Safe way to reference nested member

172 Views Asked by At

I have a struct with some other structs as member. Both external and internal structs are StandardLayout (it can be even assumed that internal are plain old data). Something like this:

struct Inner1 {
    int a = 0, b = 0;
};
struct Inner2 {
    int c = 0, d = 0;
};
struct Outer {
    Inner1 x;
    std::string s;
    Inner2 y;
};

I want to write some function that takes Outer& and object of some type T that can return value of any nested field, depending on argument:

int get(Outer& o, T field);

If Outer was a flat structure, pointers to member would be exactly what I needed, however it is not flat.

The trivial way is to make T a enum of all fields and write a switch, but I it it not efficient. The faster way is to make T an offset and write

int get(Outer& o, size_t field) {
    return *reinterpret_cast<int*>(reinterpret_cast<char*>(o) + field);
}

and then call it like get(o, offsetof(Outer, y) + offsetof(Inner2, c)). It works, but I am not sure if it is guaranteed to work - if it is correct to sum offsets like this and if it is safe to take member value by offset.

So, the question: is this way safe? If not, is there a safe way? Constructing values of T can be arbitrary complex, however using them should be fast.

Motivation: I will need to put values from some of nested fields in some order, known at startup, but not in compile time. I wanted to create an array of T at startup and then, when getting particular object, use this precalced array.

[UPD]: So it will be used like this:

void bar(int);
void foo(Outer& o, vector<T>& fields) {
    for (auto& field : fields) {
        bar(get(o, field));
    }
}
3

There are 3 best solutions below

0
Sergey Strukov On BEST ANSWER

You can do it this way.

/* main.cpp */

#include <string>
#include <iostream>

using namespace std;

struct Inner1 {
    int a = 0, b = 0;
};

struct Inner2 {
    int c = 0, d = 0;
};

struct Outer {
    Inner1 x;
    std::string s;
    Inner2 y;
};

struct OuterMember
 {
  int (*getter)(Outer &obj);
 };

inline int get(Outer &obj,OuterMember field) { return field.getter(obj); }

template <auto Ptr1,auto Ptr2>
auto GetInnerMember(Outer &obj) { return (obj.*Ptr1).*Ptr2; }

inline constexpr OuterMember OuterMemberA = { GetInnerMember<&Outer::x,&Inner1::a> } ; 

inline constexpr OuterMember OuterMemberB = { GetInnerMember<&Outer::x,&Inner1::b> } ; 

inline constexpr OuterMember OuterMemberC = { GetInnerMember<&Outer::y,&Inner2::c> } ; 

inline constexpr OuterMember OuterMemberD = { GetInnerMember<&Outer::y,&Inner2::d> } ; 

/* main() */

int main()
 {
  Outer obj;

  obj.x.a=1;
  obj.x.b=2;
  obj.y.c=3;
  obj.y.d=4;

  cout << "a = " << get(obj,OuterMemberA) << endl ;
  cout << "b = " << get(obj,OuterMemberB) << endl ;
  cout << "c = " << get(obj,OuterMemberC) << endl ;
  cout << "d = " << get(obj,OuterMemberD) << endl ;

  return 0;
 }
1
AudioBubble On

I do think this is safe (as in not a violation of strict aliasing).

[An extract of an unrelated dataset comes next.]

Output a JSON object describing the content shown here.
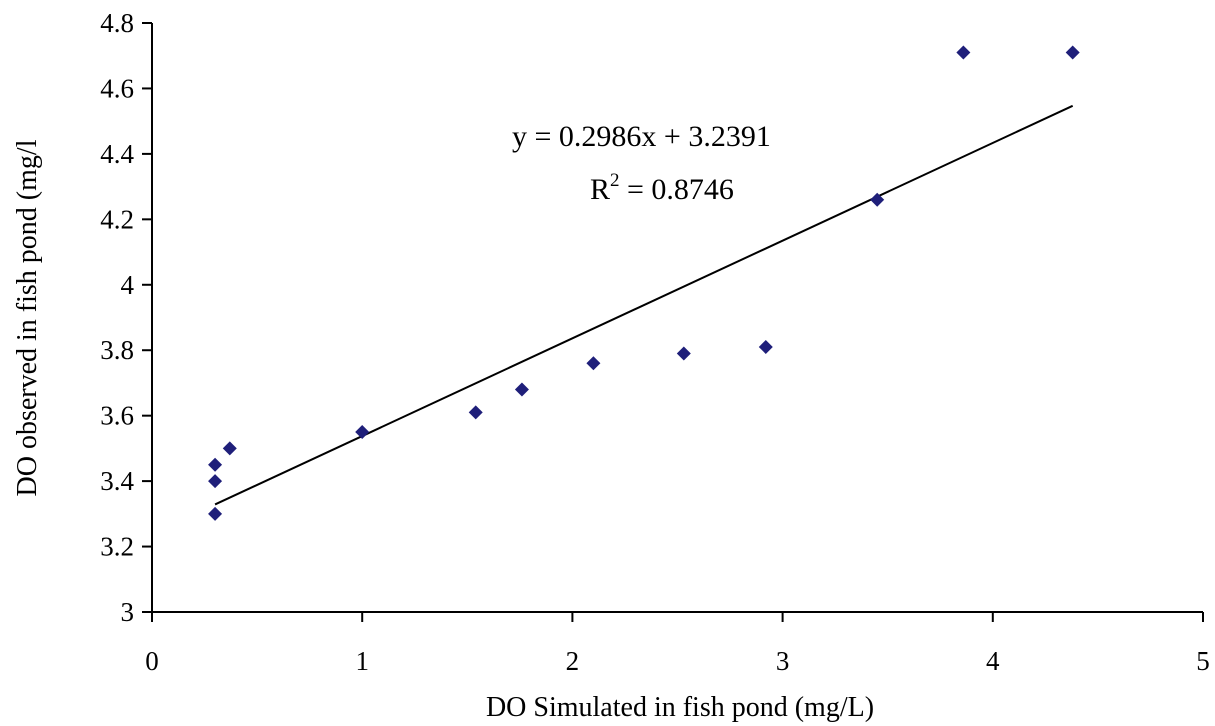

However, the language does have a better mecanism for doing this: Pointers to data members, which compile down to basically an offset.

The caveat is that you'll have to make separate overloads for Inner1 and Inner2

int get(Outer& o, int Inner1::* m) {
    return o.x.*m;
}

int get(Outer& o, int Inner2::* m) {
    return o.y.*m;
}

int foo() {
  Outer tmp;
  return get(tmp, &Inner1::a) + get(tmp, &Inner2::d);
}

5
Nitheesh George On

You can achieve the same using function template specialization see sample code below

#include <iostream>

using namespace std;

struct Inner1 {
int a = 1, b = 2;
};
struct Inner2 {
int c = 3, d = 4;
};
struct Outer {
Inner1 x;
std::string s;
Inner2 y;
};

template<typename T>
int get(Outer&o);

template<>
int get<Inner1>(Outer& o)
{
 return o.x.a;
}

template<>
int get<Inner2>(Outer& o)
{
  return o.y.c;
}

int main()
{
  Outer out;
  std::cout << get<Inner1>(out)  << std::endl;
  std::cout << get<Inner2>(out)  << std::endl;

  return 0;
}

I hope this helps!. The more interesting thing is that this is type safe.